Gynécologie médicale, délais d’attente, remboursements, accès spécifique, médecin traitant... ce qu’en disent les femmes

(premières réponses au questionnaire CDGM)


« II est indispensable de conserver une gynécologie médicale. »
« II faut conserver les gynécologues médicaux, dont la spécialité est indispensable pour les femmes de tous âges. »
« Un généraliste, c’est bien en dépannage, mais rien ne vaut une vraie gynéco ! »
« Pour nous les femmes, un gynécologue est bien plus approprié qu’un médecin traitant pour nos suivis et surtout en cas de problème, le gynéco sait exactement diagnostiquer et prescrire le bon traitement contrairement au médecin traitant avec qui on doit essayer 2 voire 3 traitements avant que ça marche /...Et pour les traitements de fond, c’est même pas la peine d’y penser. Le gynécologue est un spécialiste, et il en faut ! »

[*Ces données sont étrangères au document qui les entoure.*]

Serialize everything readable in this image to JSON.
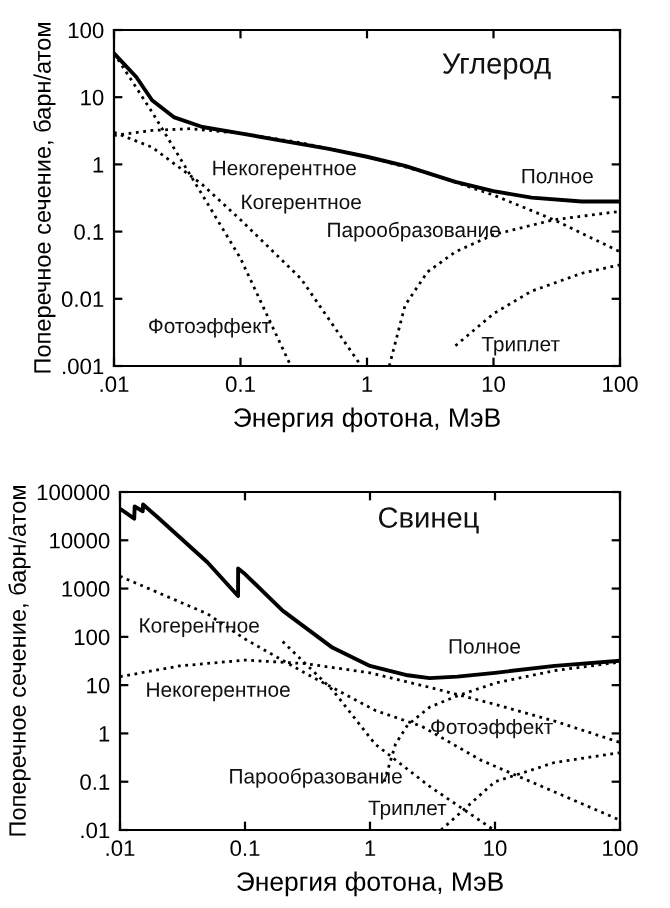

« Je ne sais pas comment je ferais sans ma gynécologue, une professionnelle qui me suit depuis plusieurs années. A 42 ans, je n’aurai plus d’enfants, mais grâce à elle, je me sens en sécurité, notamment en matière de prévention (cancer du sein, de l’utérus, etc.) »
« C’est une honte de supprimer le métier de gynécologue. On ne peut certainement pas voir le médecin traitant pour les examens vaginaux, il y a des limites à la pudeur que ces messieurs du Gouvernement n’imaginent apparemment pas ! On n’a qu’à demander aux médecins traitants de suivre leurs problèmes de prostate... »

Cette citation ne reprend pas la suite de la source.